Important points
Investors in Intel (INTC) stock don’t have much to cheer about in 2024, with the stock price down more than half. Next year may be another challenging year.
Analysts have suggested that the appointment of a new CEO and changes to Intel’s turnaround plan could be a driver for the stock price in the short term. But they also say the business challenges facing the storied chipmaker could take months or even years to resolve.
“Things here are likely to continue to get worse before they get better,” Bernstein analysts said after former CEO Pat Gelsinger stepped down in early December. Ta.
As Intel searches for a new CEO, the company’s path forward could evolve. Mr. Gelsinger had advocated retaining Intel’s own manufacturing and contract foundry operations as part of the restructuring effort. Analysts are now suggesting that the company’s business may be more likely to be split. (Earlier this year, rumors about that impact occasionally buoyed Intel stock.)
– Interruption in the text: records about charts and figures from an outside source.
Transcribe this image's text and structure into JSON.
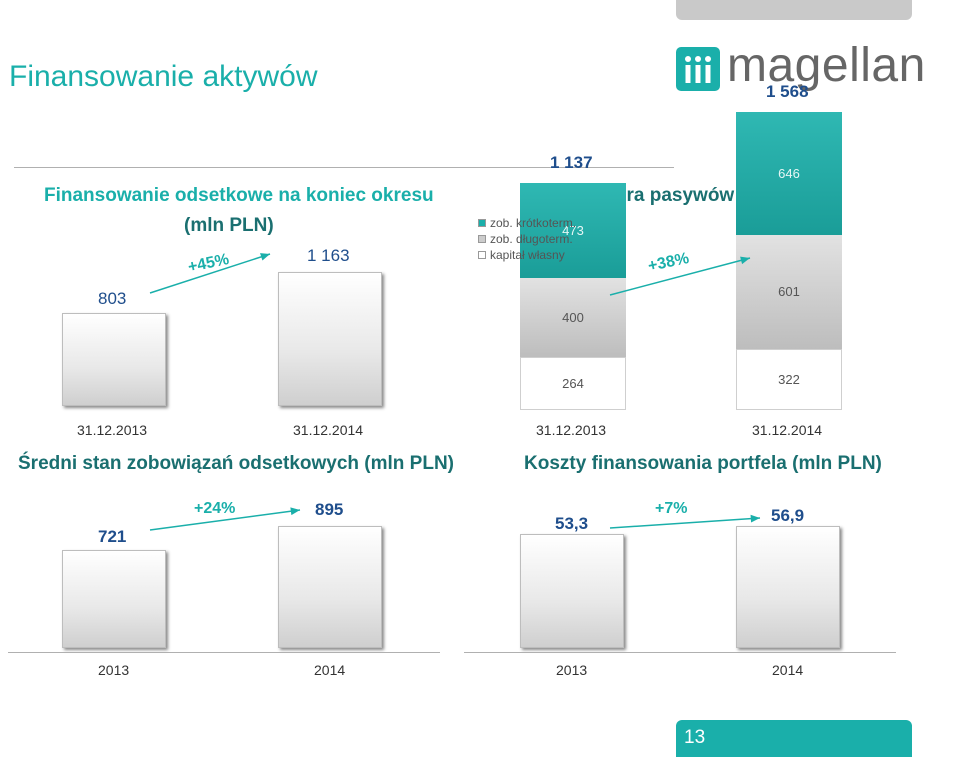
{
  "page": {
    "title": "Finansowanie aktywów",
    "logo_text": "magellan",
    "page_number": "13"
  },
  "chart_data": [
    {
      "type": "bar",
      "title": "Finansowanie odsetkowe na koniec okresu",
      "subtitle": "(mln PLN)",
      "categories": [
        "31.12.2013",
        "31.12.2014"
      ],
      "values": [
        803,
        1163
      ],
      "value_labels": [
        "803",
        "1 163"
      ],
      "growth": "+45%"
    },
    {
      "type": "bar",
      "stacked": true,
      "title": "Struktura pasywów (mln PLN)",
      "categories": [
        "31.12.2013",
        "31.12.2014"
      ],
      "series": [
        {
          "name": "kapitał własny",
          "values": [
            264,
            322
          ],
          "labels": [
            "264",
            "322"
          ]
        },
        {
          "name": "zob. długoterm.",
          "values": [
            400,
            601
          ],
          "labels": [
            "400",
            "601"
          ]
        },
        {
          "name": "zob. krótkoterm.",
          "values": [
            473,
            646
          ],
          "labels": [
            "473",
            "646"
          ]
        }
      ],
      "totals": [
        "1 137",
        "1 568"
      ],
      "growth": "+38%",
      "legend": [
        "zob. krótkoterm.",
        "zob. długoterm.",
        "kapitał własny"
      ],
      "legend_position": "top-left",
      "colors": {
        "zob. krótkoterm.": "#1aafaa",
        "zob. długoterm.": "#cccccc",
        "kapitał własny": "#ffffff"
      }
    },
    {
      "type": "bar",
      "title": "Średni stan zobowiązań odsetkowych (mln PLN)",
      "categories": [
        "2013",
        "2014"
      ],
      "values": [
        721,
        895
      ],
      "value_labels": [
        "721",
        "895"
      ],
      "growth": "+24%"
    },
    {
      "type": "bar",
      "title": "Koszty finansowania portfela (mln PLN)",
      "categories": [
        "2013",
        "2014"
      ],
      "values": [
        53.3,
        56.9
      ],
      "value_labels": [
        "53,3",
        "56,9"
      ],
      "growth": "+7%"
    }
  ],
  "colors": {
    "accent": "#1aafaa",
    "bar": "#e8e8e8",
    "value_text": "#1f4e8c"
  }
}
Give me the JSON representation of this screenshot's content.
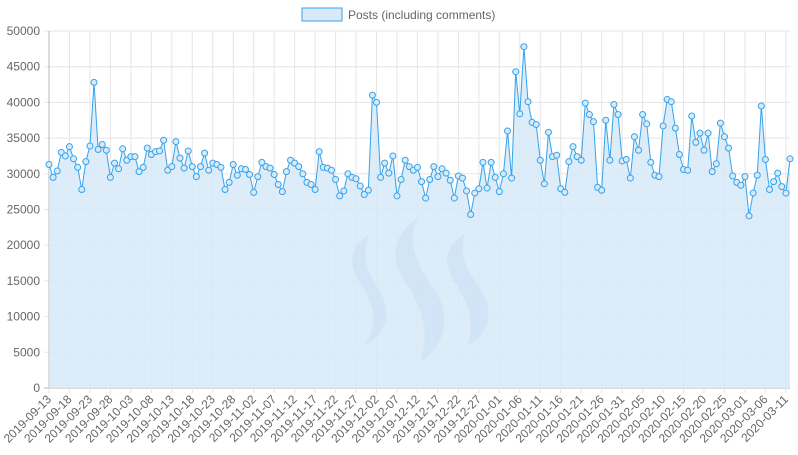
{
  "legend": {
    "label": "Posts (including comments)",
    "swatch_fill": "#d6eaf8",
    "swatch_stroke": "#36a2eb"
  },
  "colors": {
    "line": "#36a2eb",
    "area": "#d6eaf8",
    "grid": "#e5e5e5",
    "axis": "#b8b8b8",
    "tick_text": "#666666",
    "watermark": "#6b8ccf"
  },
  "watermark_icon": "steem-logo-icon",
  "chart_data": {
    "type": "area",
    "title": "",
    "xlabel": "",
    "ylabel": "",
    "ylim": [
      0,
      50000
    ],
    "yticks": [
      0,
      5000,
      10000,
      15000,
      20000,
      25000,
      30000,
      35000,
      40000,
      45000,
      50000
    ],
    "grid": true,
    "legend_position": "top-center",
    "start_date": "2019-09-13",
    "xtick_labels": [
      "2019-09-13",
      "2019-09-18",
      "2019-09-23",
      "2019-09-28",
      "2019-10-03",
      "2019-10-08",
      "2019-10-13",
      "2019-10-18",
      "2019-10-23",
      "2019-10-28",
      "2019-11-02",
      "2019-11-07",
      "2019-11-12",
      "2019-11-17",
      "2019-11-22",
      "2019-11-27",
      "2019-12-02",
      "2019-12-07",
      "2019-12-12",
      "2019-12-17",
      "2019-12-22",
      "2019-12-27",
      "2020-01-01",
      "2020-01-06",
      "2020-01-11",
      "2020-01-16",
      "2020-01-21",
      "2020-01-26",
      "2020-01-31",
      "2020-02-05",
      "2020-02-10",
      "2020-02-15",
      "2020-02-20",
      "2020-02-25",
      "2020-03-01",
      "2020-03-06",
      "2020-03-11"
    ],
    "series": [
      {
        "name": "Posts (including comments)",
        "values": [
          31300,
          29500,
          30400,
          33000,
          32500,
          33800,
          32100,
          30900,
          27800,
          31700,
          33900,
          42800,
          33400,
          34100,
          33300,
          29500,
          31500,
          30700,
          33500,
          31900,
          32400,
          32400,
          30300,
          30900,
          33600,
          32700,
          33100,
          33200,
          34700,
          30500,
          31000,
          34500,
          32200,
          30800,
          33200,
          31000,
          29600,
          31000,
          32900,
          30500,
          31500,
          31300,
          30900,
          27800,
          28800,
          31300,
          29800,
          30700,
          30600,
          29900,
          27400,
          29600,
          31600,
          31000,
          30800,
          29900,
          28500,
          27500,
          30300,
          31900,
          31500,
          31000,
          30000,
          28800,
          28500,
          27800,
          33100,
          30900,
          30800,
          30500,
          29200,
          26900,
          27600,
          30000,
          29500,
          29300,
          28300,
          27100,
          27700,
          41000,
          40000,
          29500,
          31500,
          30100,
          32500,
          26900,
          29200,
          31900,
          31000,
          30500,
          30900,
          28900,
          26600,
          29200,
          31000,
          29600,
          30700,
          30100,
          29100,
          26600,
          29700,
          29400,
          27600,
          24300,
          27300,
          27900,
          31600,
          28000,
          31600,
          29500,
          27500,
          30000,
          36000,
          29400,
          44300,
          38400,
          47800,
          40100,
          37200,
          36900,
          31900,
          28600,
          35800,
          32400,
          32600,
          27900,
          27400,
          31700,
          33800,
          32400,
          31900,
          39900,
          38300,
          37300,
          28100,
          27700,
          37500,
          31900,
          39700,
          38300,
          31800,
          32000,
          29400,
          35200,
          33300,
          38300,
          37000,
          31600,
          29800,
          29600,
          36700,
          40400,
          40100,
          36400,
          32700,
          30600,
          30500,
          38100,
          34400,
          35700,
          33300,
          35700,
          30300,
          31400,
          37100,
          35200,
          33600,
          29700,
          28800,
          28400,
          29600,
          24100,
          27300,
          29800,
          39500,
          32000,
          27800,
          28900,
          30100,
          28200,
          27300,
          32100
        ]
      }
    ]
  }
}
In an investor presentation earlier this month, interim co-CEOs Dave Zinsner and Michelle Johnston Holthaus discussed the possibility of a complete separation of Intel’s foundry business, according to records provided by AlphaSense. Regarding sex, he said, “Unresolved questions are for another day.”
Intel stock closed Monday at $20.20, down 60% for the year. The PHLX Semiconductor Index (SOX) will rise approximately 22% in 2024. Nvidia (NVDA), which replaced Intel as a Dow stock earlier this year, has more than doubled in value.
Wall Street is broadly cautious about Intel stock, with 13 of the 16 analysts tracked by Visible Alpha giving it a “hold” rating and three giving it a “sell” rating. Still, there is some optimism. Their consensus price target is currently around $24, representing a ~19% premium to recent prices.
Analysts at Bank of America wrote earlier this month that a breakup was becoming more likely. But analysts also said much of Intel’s turnaround could still depend on its foundry business, which is set to receive billions of dollars in CHIPS Act funding tied to meeting manufacturing milestones. Ta.
Analysts at Wedbush recently said that while a split could benefit shareholders in the short term, Intel’s “laggard” position in both chip design and production wrote that it would not be able to solve the larger problem of proving its competitiveness.
And Bernstein analysts last week advised investors to “stand back.”
Corrections and Updates – December 23, 2024: This article reflects more recent stock information and a presentation to investors by Intel co-CEOs Dave Zinsner and Michelle Johnston Holthaus earlier this month. Updated for.